The biggest success on the album, though, is the closing suite — ʽRio Grandeʼ shows that after all these years and troubles, Brian still knows how to write an experimental suite based on the Smile approach and make it sound fresh, involving, and funny. Of course, it helps that several Smile motives were actively exploited in the making of the track (see the reference to ʽFireʼ mentioned above, as well as all the country-western touches that recall ʽHeroes And Villainsʼ), but on the whole, it is a new composition that consists of fairly distinct parts, yet has a thematic unity.
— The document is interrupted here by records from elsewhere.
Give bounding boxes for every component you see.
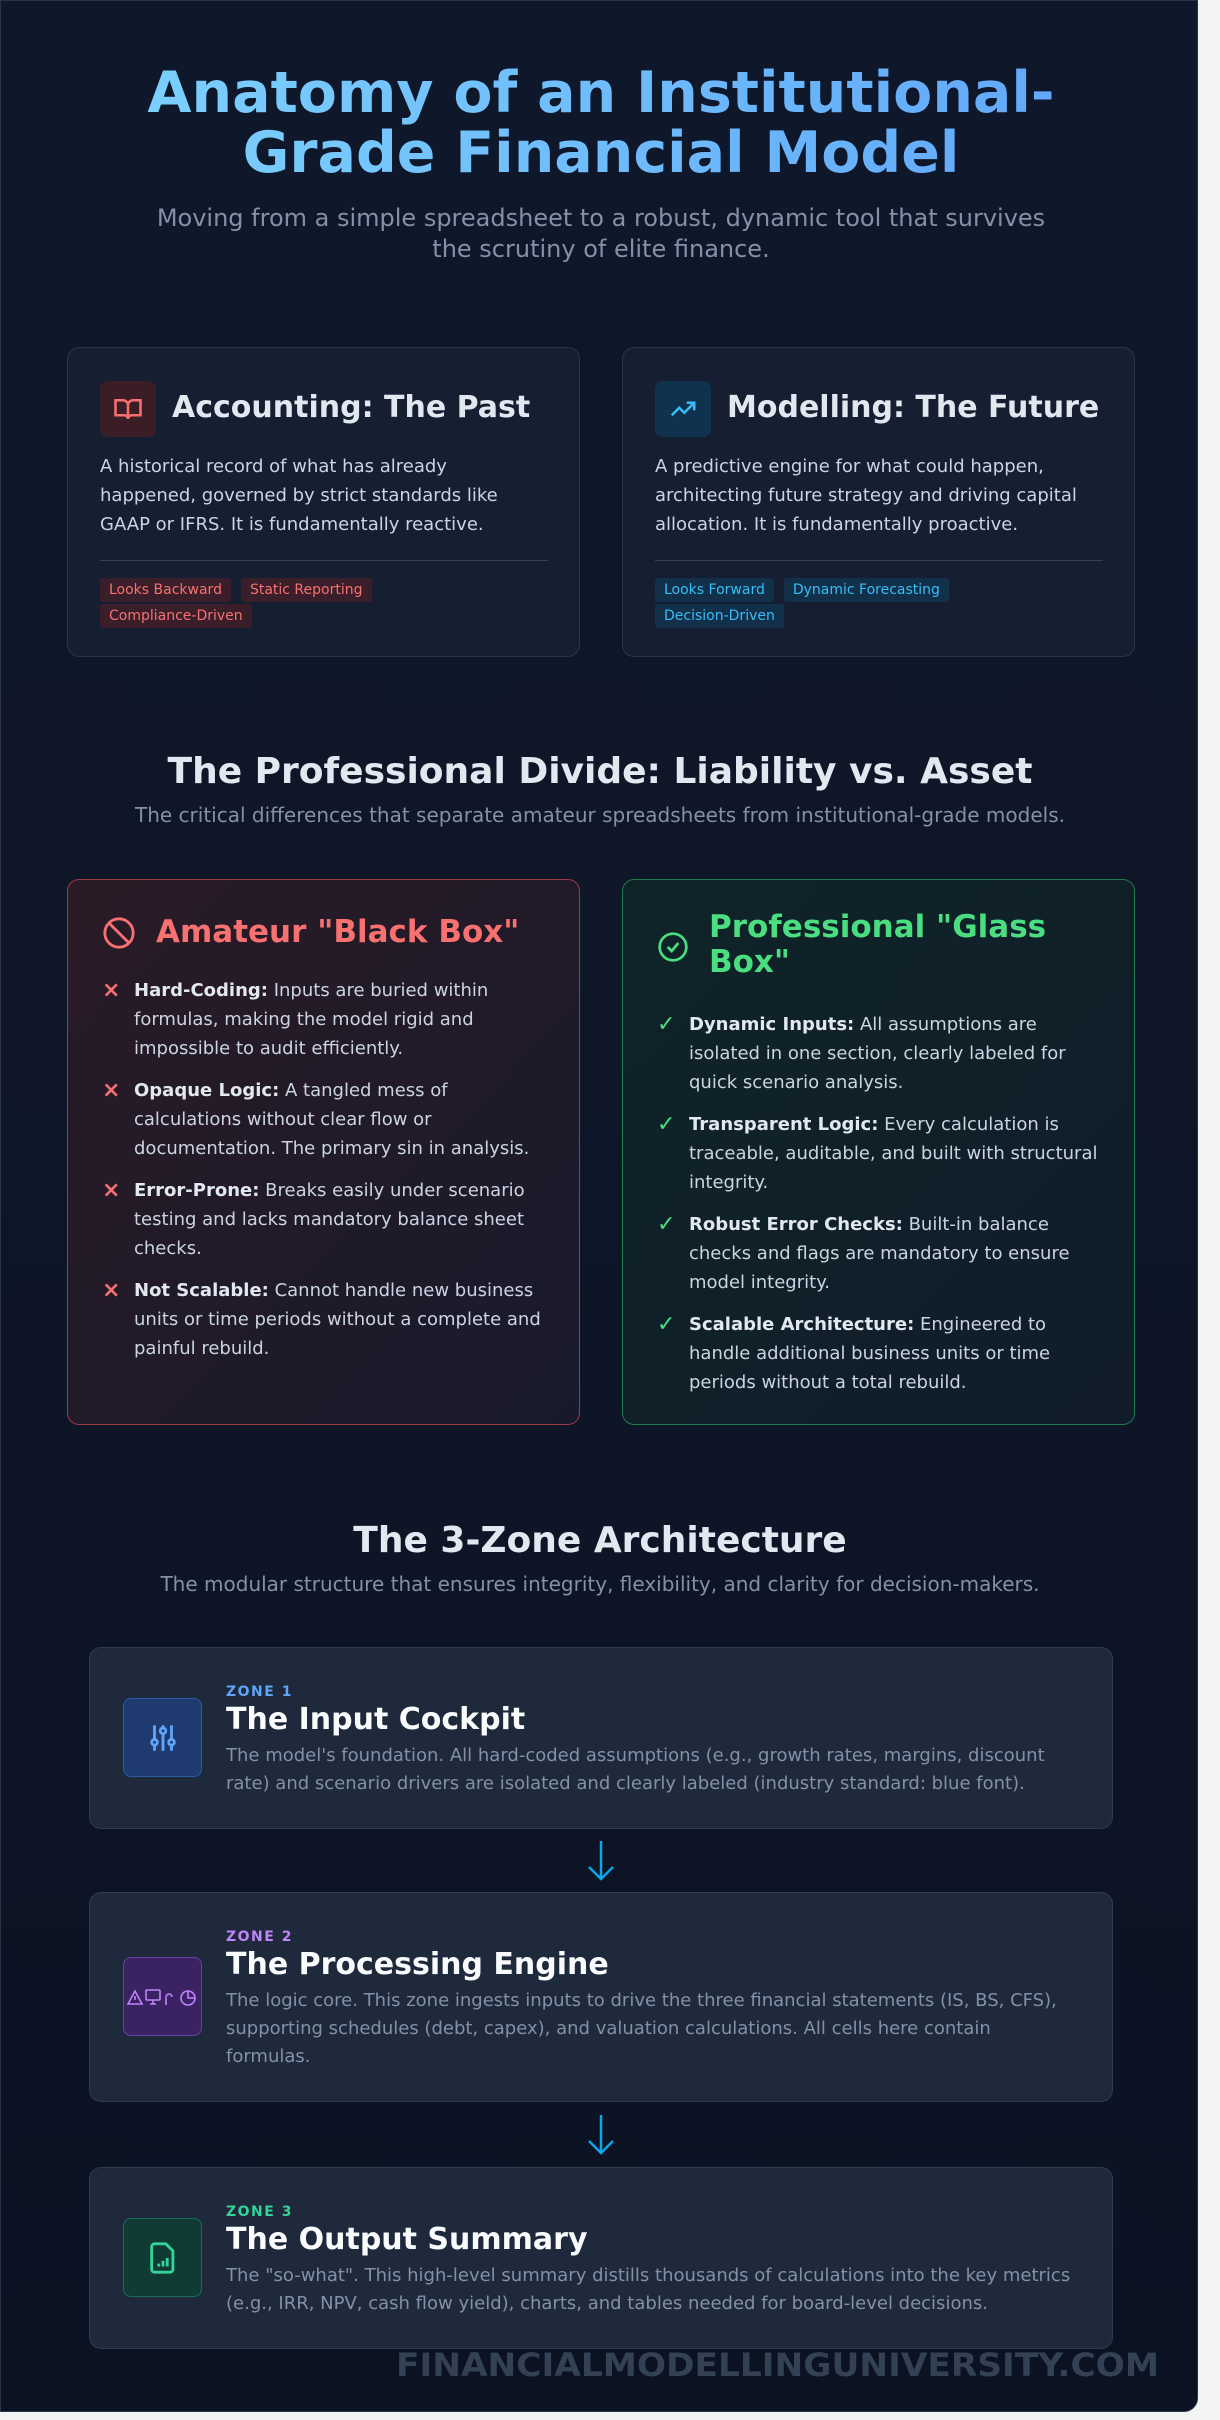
heading: Accounting: The Past: [172, 390, 530, 425]
heading: Modelling: The Future: [727, 390, 1099, 425]
tags: [100, 578, 372, 628]
zone title: The Processing Engine: [226, 1947, 609, 1982]
list: ×: [102, 1278, 120, 1303]
zone text: [226, 1990, 1057, 2067]
arrow: [588, 1841, 614, 1881]
zone 1: ZONE 1: [226, 1684, 293, 1700]
text: A historical record of what has already happened, governed by strict standards like GAAP or IFRS. It is fundamentally reactive.: [100, 456, 498, 535]
tags: Decision-Driven: [664, 608, 775, 624]
list: ×: [102, 1178, 120, 1203]
title: Anatomy of an Institutional-Grade Financial Model: [147, 60, 1055, 186]
heading: 3-zone: The 3-Zone Architecture: [353, 1520, 847, 1561]
panel: amateur: [67, 879, 580, 1425]
watermark: FINANCIALMODELLINGUNIVERSITY.COM: [396, 2346, 1159, 2383]
list: ×: [102, 978, 120, 1003]
list: ✓: [657, 1312, 675, 1337]
heading: professional divide: The Professional Divide: Liability vs. Asset: [168, 751, 1032, 792]
panel: professional: [622, 879, 1135, 1425]
zone title: The Output Summary: [226, 2222, 588, 2257]
panel: accounting: [67, 347, 580, 657]
icon: trend: [655, 381, 711, 437]
zone 2: ZONE 2: [226, 1929, 293, 1945]
list: Robust Error Checks: Built-in balance checks and flags are mandatory to ensure model integrity.: [689, 1214, 1070, 1293]
tags: Looks Backward: [109, 582, 222, 598]
panel: modelling: [622, 347, 1135, 657]
list: Hard-Coding: Inputs are buried within formulas, making the model rigid and impossible to audit efficiently.: [134, 980, 488, 1059]
arrow: [588, 2115, 614, 2155]
zone text: The logic core. This zone ingests inputs to drive the three financial statements (IS, BS, CFS), supporting schedules (debt, capex), and valuation calculations. All cells here contain: [226, 1990, 1057, 2039]
subtitle: Moving from a simple spreadsheet to a robust, dynamic tool that survives the scrutiny of elite finance.: [157, 204, 1045, 263]
list: ✓: [657, 1112, 675, 1137]
list: Not Scalable: Cannot handle new business units or time periods without a complete and painful rebuild.: [134, 1280, 541, 1359]
zone text: The model's foundation. All hard-coded assumptions (e.g., growth rates, margins, discount rate) and scenario drivers are isolated and clearly labeled (industry standard: blue font).: [226, 1745, 1045, 1794]
tags: Compliance-Driven: [109, 608, 243, 624]
tags: Static Reporting: [250, 582, 362, 598]
list: Dynamic Inputs: All assumptions are isolated in one section, clearly labeled for quick scenario analysis.: [689, 1014, 1066, 1093]
tags: [655, 578, 949, 628]
zone 3: [89, 2167, 1113, 2349]
heading: Amateur "Black Box": [156, 914, 519, 950]
zone title: The Input Cockpit: [226, 1702, 525, 1737]
text: A predictive engine for what could happen, architecting future strategy and driving capital allocation. It is fundamentally proactive.: [655, 456, 1077, 535]
list: [102, 978, 541, 1359]
zone 1: [89, 1647, 1113, 1829]
icon: report file: [123, 2218, 202, 2297]
tags: Looks Forward: [664, 582, 765, 598]
list: [657, 1012, 1097, 1393]
icon: ban: [103, 917, 135, 949]
zone 3: ZONE 3: [226, 2204, 293, 2220]
icon: check circle: [658, 932, 688, 962]
icon: book: [100, 381, 156, 437]
tags: Dynamic Forecasting: [793, 582, 940, 598]
list: Transparent Logic: Every calculation is traceable, auditable, and built with structural integrity.: [689, 1114, 1097, 1193]
list: ✓: [657, 1212, 675, 1237]
heading: Professional "Glass Box": [709, 909, 1046, 980]
subheading: The modular structure that ensures integrity, flexibility, and clarity for decision-makers.: [160, 1572, 1040, 1596]
zone 2: [89, 1892, 1113, 2102]
subheading: The critical differences that separate amateur spreadsheets from institutional-grade models.: [135, 803, 1065, 827]
list: Opaque Logic: A tangled mess of calculations without clear flow or documentation. The primary sin in analysis.: [134, 1080, 529, 1159]
zone text: The "so-what". This high-level summary distills thousands of calculations into the key metrics (e.g., IRR, NPV, cash flow yield), charts, and tables needed for board-level decisions.: [226, 2265, 1070, 2314]
icon: engine: [123, 1957, 202, 2036]
list: ✓: [657, 1012, 675, 1037]
list: ×: [102, 1078, 120, 1103]
icon: sliders: [123, 1698, 202, 1777]
zone text: formulas.: [226, 2046, 311, 2067]
list: Error-Prone: Breaks easily under scenario testing and lacks mandatory balance sheet checks.: [134, 1180, 525, 1259]
list: Scalable Architecture: Engineered to handle additional business units or time periods without a total rebuild.: [689, 1314, 1050, 1393]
A few of these parts actually began life as separate entities (ʽNight Bloomin' Jasmineʼ, for instance, can be found as an autonomous demo version on the deluxe edition of the album), then found their place inside this little epic about some guy who has to cross the Rio Grande to find his true love or something — okay, maybe I'm a little exaggerating about «thematic unity» (it is not at all clear how the nocturnal, slightly creepy ʽNight Bloomin' Jasmineʼ fits in with the idea of rolling, rolling, rolling on, but I'm sure one can always find an answer if one tries), but then the same question can always come up with the Abbey Road medley, yet somehow most of us instinctively feel that it works, so... whatever.
Anyway, this sure is one of those records where you just have to dig your way past the uncomfortable surface (bad lyrics, cheesy production, failing voice) to locate that heart of gold, because there is not a single bad song here as such — ultimately, everything is melodic, memorable, and deeply heartfelt. It is quite logical that the album's legacy would be honored with a deluxe edition, too: in 2000, it was expanded with about thirty minutes of extra tracks, including another upbeat pop rocker, the slyly self-referential B-side ʽHe Couldn't Get His Poor Old Body To Moveʼ that Brian co-wrote with Fleetwood Mac's Lindsey Buckingham, one of his biggest fans (too bad the collaboration took place around the Tango In The Night era, when the synth-pop boom was messing up Lindsey's mind, too). There's also a new collaboration with old pal Gary Usher on ʽLet's Go To Heaven In My Carʼ (silly) and lots of demos that often sound better than the final versions, for obvious decade-related reasons. Not that the expanded version is worth wasting your life strength on to seek out — but it's always nice to see the greatness of a particular record honored by thirty minutes of surrounding extras. Almost as nice as acknowledge it with an enthusiastic thumbs up and be able to recommend it to everyone over a Mike Love solo album.